The Visual Social Media Lab Launches
We are excited to join forces with the University of Sheffield, Manchester School of Arts, Warwick University and the University of Wolverhampton to launch a new research programme dedicated to the study of the visual aspects of social media.
The programme, ‘Picturing the Social: transforming our understanding of images in social media and Big Data research’, is funded by the Economic and Social Research Council, the UK's largest organisation for funding research on economic and social issues. It will kick off in September with the launch of “Picturing the Social”, a series of studies to focus exclusively on images across a range of social media platforms. The first study will concentrate on the images that people shared on Twitter around the death and funeral of Margaret Thatcher in 2013. Early findings of this work will be shared via the Visual Social Media Lab later this summer.
63 percent of social media is made up of images and more than 750 million images are shared daily on social media. That means nearly two-thirds of the updates we see on social media are visual content, according to a Citrix report from January.
The 2013 Pew Research Study reported that 54 percent of all Internet users have posted an original photo or video that they personally have created. But the use of images on social media goes beyond the images that people take themselves. People also appropriate, adapt, and collect a vast range of already existing images. The same study from Pew reported that nearly half of all Internet users have reposted a photo or video they have found online.
These images play an increasingly important role in our lives but there is still a very limited understanding of the visual dynamics of social media and the social media research approach and toolbox are still focussed on textual rather than visual content.

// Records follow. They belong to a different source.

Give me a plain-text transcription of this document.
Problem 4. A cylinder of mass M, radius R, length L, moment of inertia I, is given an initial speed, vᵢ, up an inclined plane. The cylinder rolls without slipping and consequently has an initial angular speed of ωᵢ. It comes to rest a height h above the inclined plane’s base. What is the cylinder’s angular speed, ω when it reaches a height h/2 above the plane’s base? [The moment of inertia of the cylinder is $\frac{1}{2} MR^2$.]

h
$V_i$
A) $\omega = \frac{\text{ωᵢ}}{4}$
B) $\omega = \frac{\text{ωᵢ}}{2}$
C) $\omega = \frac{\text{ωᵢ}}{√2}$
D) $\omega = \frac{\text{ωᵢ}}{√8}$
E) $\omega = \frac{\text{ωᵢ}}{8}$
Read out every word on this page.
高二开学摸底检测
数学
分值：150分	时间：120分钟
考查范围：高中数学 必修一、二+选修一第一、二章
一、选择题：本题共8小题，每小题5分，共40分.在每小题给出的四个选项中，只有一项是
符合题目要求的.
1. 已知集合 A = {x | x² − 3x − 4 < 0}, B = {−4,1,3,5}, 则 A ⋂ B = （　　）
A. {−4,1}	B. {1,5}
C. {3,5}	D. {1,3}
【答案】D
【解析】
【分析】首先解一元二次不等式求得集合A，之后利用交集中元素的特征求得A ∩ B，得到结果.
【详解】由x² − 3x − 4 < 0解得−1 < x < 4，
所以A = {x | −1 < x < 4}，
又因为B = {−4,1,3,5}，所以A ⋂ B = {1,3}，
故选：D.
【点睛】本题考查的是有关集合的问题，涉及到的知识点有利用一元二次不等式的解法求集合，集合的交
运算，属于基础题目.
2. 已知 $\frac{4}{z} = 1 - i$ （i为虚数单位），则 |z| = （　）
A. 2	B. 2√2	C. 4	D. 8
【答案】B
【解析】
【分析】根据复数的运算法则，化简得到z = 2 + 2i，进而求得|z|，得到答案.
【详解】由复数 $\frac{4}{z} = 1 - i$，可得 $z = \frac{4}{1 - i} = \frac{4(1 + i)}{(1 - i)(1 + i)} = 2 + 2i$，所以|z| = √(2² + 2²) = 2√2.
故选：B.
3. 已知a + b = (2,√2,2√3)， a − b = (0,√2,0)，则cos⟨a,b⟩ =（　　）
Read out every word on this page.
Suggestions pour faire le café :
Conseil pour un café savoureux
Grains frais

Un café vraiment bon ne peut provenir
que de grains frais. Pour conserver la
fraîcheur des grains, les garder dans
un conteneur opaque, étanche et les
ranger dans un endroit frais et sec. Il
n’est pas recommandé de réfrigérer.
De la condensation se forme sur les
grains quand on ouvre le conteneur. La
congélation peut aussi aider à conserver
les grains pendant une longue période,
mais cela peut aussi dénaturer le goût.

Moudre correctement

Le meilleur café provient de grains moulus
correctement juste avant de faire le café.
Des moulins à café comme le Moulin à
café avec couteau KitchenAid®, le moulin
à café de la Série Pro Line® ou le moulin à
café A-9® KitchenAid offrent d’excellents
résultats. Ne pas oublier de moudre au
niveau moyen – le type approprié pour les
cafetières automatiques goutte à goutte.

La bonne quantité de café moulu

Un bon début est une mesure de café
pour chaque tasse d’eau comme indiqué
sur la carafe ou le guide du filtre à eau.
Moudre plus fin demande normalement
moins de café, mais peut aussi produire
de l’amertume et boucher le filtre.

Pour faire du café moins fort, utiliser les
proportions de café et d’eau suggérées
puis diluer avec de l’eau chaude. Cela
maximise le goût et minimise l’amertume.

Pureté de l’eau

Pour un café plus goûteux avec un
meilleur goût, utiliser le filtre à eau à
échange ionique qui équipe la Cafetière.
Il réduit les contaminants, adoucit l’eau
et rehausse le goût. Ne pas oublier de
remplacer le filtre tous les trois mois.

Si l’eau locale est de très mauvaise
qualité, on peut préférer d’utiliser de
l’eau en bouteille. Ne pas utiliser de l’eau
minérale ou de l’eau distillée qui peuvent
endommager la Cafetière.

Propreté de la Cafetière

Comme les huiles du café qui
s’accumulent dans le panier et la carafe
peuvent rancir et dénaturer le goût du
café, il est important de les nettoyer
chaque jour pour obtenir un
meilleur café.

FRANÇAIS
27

Dr Farida Vis from the Information School at the University of Sheffield, says: “Images tend to be trickier to study than words. With the rise in techniques that focus on large volumes of text, specifically with the growing interest in so-called ‘big data’, images tend to get forgotten. They are not easy to ‘mine’ for content and even harder to interpret.”
And this is exactly why the Visual Social Media Lab was created. Social scientist and VP Product at Pulsar, Dr Francesco D’Orazio, comments: “We are very excited to see Pulsar joining efforts with four major academic institutions on pushing the envelope of social media research. The Visual Social Media Lab gives us the opportunity to collaborate with a super talented team of likeminded researchers interested in mapping the genome of our visual digital culture and develop better tools to support other researchers in the process."
Samantha McGregor, Senior Policy Manager, of ESRC qualifies the transformative nature of the project: “We are committed to fostering and promoting greater transformative innovation and risk in the research that we support. Our Transformative Research Call is central to that ambition and supports the development of exciting research projects that have the potential to make significant contributions towards social science. This award particularly highlights the importance of big data, and specifically social media data, in achieving transformative social science, as well as their relevance to our broader research portfolio.”